Her first book with Morrow is slated for fall 2014. 
The deal is part of a renewed effort to finally get a Scarpetta movie into theaters. Elizabeth Gabler, president of Fox 2000, which is developing the film, played an influential role in the move to sister company HarperCollins, according to all parties involved.  
In the statement announcing the publishing deal, Gabler said, "One of our greatest priorities is to begin production on the film as soon as possible." She hopes to have a movie in theaters in 2015. 

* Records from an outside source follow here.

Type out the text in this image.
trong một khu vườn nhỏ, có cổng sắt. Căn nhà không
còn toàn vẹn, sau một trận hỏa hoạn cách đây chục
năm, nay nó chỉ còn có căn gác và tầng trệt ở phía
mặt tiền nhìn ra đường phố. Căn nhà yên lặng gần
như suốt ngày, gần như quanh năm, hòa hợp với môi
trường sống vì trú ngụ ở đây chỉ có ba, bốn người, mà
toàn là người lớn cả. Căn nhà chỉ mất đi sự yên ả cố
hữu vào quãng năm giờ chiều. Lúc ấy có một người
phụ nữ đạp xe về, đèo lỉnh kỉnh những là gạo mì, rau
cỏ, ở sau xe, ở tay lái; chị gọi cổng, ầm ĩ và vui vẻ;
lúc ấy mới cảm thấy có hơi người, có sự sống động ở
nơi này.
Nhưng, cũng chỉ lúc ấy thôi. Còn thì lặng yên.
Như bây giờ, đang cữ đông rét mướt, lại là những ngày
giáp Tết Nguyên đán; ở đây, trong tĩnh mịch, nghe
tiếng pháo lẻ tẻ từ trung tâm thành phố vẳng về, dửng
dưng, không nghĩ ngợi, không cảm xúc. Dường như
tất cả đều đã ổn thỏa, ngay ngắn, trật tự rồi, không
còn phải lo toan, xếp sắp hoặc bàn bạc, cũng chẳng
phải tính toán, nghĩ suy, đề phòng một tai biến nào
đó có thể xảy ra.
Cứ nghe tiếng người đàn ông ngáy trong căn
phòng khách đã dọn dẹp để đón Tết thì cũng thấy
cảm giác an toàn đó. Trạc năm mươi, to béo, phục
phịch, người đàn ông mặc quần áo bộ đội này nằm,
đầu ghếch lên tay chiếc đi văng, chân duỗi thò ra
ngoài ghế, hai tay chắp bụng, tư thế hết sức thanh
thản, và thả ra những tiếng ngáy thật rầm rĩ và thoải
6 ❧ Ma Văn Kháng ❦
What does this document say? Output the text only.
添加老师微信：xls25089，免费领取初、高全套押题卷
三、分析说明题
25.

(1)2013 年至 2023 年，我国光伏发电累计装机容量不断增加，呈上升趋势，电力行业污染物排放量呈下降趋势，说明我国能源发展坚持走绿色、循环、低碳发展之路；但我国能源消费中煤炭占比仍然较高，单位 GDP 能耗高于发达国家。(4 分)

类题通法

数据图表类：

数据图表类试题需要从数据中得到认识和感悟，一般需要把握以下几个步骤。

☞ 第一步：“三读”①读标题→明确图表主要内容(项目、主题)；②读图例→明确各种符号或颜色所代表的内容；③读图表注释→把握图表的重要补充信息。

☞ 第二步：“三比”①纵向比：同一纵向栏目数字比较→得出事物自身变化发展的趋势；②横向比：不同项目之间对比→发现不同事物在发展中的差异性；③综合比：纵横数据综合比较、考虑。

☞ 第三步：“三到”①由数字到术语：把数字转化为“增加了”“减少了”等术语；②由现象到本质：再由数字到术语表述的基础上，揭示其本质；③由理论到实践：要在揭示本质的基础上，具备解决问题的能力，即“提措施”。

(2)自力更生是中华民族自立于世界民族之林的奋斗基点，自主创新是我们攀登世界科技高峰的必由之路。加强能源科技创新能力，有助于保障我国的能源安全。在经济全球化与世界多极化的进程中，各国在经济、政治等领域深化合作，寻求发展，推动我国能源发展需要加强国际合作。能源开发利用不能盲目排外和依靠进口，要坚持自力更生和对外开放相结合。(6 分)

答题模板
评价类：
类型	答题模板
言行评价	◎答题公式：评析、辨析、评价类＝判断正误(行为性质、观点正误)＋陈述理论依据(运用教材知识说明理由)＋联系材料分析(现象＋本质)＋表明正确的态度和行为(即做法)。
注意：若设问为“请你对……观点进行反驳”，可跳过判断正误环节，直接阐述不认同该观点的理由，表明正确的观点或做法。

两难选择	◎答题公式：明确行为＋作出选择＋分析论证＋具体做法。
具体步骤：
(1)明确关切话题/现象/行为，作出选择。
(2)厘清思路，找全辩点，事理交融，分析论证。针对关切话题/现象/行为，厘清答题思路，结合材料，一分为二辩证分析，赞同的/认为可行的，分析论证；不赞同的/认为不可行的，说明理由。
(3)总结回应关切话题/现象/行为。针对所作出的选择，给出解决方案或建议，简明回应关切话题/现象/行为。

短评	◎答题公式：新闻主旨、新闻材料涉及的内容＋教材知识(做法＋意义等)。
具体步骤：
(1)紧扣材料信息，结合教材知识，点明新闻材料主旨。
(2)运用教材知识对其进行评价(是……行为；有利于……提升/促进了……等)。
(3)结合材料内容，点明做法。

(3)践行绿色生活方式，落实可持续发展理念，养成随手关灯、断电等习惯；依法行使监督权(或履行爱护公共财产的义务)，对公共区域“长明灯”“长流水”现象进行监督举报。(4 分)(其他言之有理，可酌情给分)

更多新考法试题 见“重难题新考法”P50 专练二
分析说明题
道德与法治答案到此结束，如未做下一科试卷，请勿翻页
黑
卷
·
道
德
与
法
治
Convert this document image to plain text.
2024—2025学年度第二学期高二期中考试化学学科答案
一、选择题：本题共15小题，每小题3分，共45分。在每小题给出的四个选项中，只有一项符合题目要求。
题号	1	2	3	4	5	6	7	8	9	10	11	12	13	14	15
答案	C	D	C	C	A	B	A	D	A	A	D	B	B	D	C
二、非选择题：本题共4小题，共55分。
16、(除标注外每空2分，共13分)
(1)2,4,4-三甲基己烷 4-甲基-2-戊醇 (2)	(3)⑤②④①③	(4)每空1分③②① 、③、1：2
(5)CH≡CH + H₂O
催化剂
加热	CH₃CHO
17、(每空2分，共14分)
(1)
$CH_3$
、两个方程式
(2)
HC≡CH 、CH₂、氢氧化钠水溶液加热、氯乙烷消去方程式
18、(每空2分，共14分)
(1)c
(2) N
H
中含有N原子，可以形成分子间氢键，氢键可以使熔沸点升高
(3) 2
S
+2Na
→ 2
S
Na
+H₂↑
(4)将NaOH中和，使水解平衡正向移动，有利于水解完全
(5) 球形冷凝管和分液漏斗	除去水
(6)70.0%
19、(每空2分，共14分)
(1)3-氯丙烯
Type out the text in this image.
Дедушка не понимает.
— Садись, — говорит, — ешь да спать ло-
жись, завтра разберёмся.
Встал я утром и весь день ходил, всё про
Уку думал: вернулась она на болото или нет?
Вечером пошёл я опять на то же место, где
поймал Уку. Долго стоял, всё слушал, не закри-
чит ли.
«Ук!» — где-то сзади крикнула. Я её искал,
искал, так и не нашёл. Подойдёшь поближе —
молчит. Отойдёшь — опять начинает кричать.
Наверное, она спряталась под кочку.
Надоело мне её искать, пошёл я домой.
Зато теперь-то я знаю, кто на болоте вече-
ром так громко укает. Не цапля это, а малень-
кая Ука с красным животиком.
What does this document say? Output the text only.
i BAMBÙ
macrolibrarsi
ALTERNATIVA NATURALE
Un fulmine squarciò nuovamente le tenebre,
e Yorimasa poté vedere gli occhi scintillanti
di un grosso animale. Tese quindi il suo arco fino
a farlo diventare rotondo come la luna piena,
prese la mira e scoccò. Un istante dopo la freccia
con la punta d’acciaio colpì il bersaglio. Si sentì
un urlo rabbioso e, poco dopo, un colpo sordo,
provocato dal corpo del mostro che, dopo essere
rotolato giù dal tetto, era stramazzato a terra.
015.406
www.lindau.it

Michael Morrison, the president and publisher of the General Books Group at HarperCollinssaid his imprint had "good synergy" with Fox 2000, pointing to their work together on 2008's Marley & Me. "Knowing that Elizabeth and her team were high on [a Scarpetta film] definitely influenced our acquiring the books."
For Cornwell and her advisers, Gabler's support was reassuring; said one person close to the writer, "We know that having the 'right' movie is important" to the many long-standing Scarpetta fans who have bought more than 100 million books since its 1990 debut. 
Angelina Jolie has been attached to play Scarpetta since 2009 and as recently as December 2011 Cornwell reaffirmed Jolie's role. "If all the other pieces … fit together to make sure everyone’s happy with it," she said, the actress will play her popular character, adding, "It's looking hopeful."
The pricey contract demonstrates the value of authors with established brands, even though Morrow won't acquire Cornwell's valuable back catalog of Kay Scarpetta books. Large advances often make more economic sense to publishers, who can offset some of the expensive upfront costs with increased sales from an author's previous books. 
HarperCollins CEO Brain Murray pointed to international growth as a justification for the deal, noting Cornwell has a single global English-language publisher for the first time.
Newberg indicated that both she and Cornwell were impressed with the publisher's depth in the digital space -- an area that they think has strong upside for the writer.  
While saying it was premature to talk specifically about a marketing strategy for Cornwell, Morrison said he thought Morrow's digital strength came in part from being publishing's "leader in consumer and market research" and that he was "confident" it could grow Cornwell's audience.